An exact method for assortment optimization under the nested logit model

Abstract

We study the problem of finding an optimal assortment of products maximizing the expected revenue, in which customer preferences are modeled using a nested logit choice model. This problem is known to be polynomially solvable in a specific case and NP-hard otherwise, with only approximation algorithms existing in the literature. We provide an exact general method that embeds a tailored Branch-and-Bound algorithm into a fractional programming framework. In contrast to the existing literature, in which assumptions are imposed on either the structure of nests or the combination and characteristics of products, no assumptions on the input data are imposed. Although our approach is not polynomial in input size, it can solve the most general problem setting for large-size instances.
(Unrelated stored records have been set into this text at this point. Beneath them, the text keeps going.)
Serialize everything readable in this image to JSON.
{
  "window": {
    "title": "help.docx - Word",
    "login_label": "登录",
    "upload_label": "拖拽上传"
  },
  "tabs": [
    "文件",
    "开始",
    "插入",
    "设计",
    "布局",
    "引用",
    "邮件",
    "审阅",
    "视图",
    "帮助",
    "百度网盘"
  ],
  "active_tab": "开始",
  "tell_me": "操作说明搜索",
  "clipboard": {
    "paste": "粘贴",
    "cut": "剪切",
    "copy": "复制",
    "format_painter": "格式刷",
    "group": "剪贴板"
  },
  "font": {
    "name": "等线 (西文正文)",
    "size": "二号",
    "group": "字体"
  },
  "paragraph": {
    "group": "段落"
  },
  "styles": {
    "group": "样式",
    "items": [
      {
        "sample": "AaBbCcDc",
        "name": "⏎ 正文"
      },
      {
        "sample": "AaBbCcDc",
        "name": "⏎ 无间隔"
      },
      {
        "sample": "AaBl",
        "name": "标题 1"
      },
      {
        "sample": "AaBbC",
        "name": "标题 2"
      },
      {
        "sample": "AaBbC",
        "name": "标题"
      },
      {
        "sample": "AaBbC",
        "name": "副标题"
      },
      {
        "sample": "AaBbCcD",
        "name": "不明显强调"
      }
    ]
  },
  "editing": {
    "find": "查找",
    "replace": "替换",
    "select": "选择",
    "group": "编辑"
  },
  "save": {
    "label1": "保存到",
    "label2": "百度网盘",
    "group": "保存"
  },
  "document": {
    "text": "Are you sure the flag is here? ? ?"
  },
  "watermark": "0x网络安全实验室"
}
We show that the fractional programming scheme’s parameterized subproblem, a highly non-linear binary optimization problem, is decomposable by nests, which is the primary advantage of the approach. To solve the subproblem for each nest, we propose a two-stage approach. In the first stage, we fix a large set of variables based on the single-nest subproblem’s newly-derived structural properties. This can significantly reduce the problem size. In the second stage, we design a tailored Branch-and-Bound algorithm with problem-specific upper bounds. Numerical results show that the approach is able to solve assortment instances with five nests and with up to 5000 products per nest. The most challenging instances for our approach are those with a mix of nests’ dissimilarity parameters, where some of them are smaller than one and others are greater than one.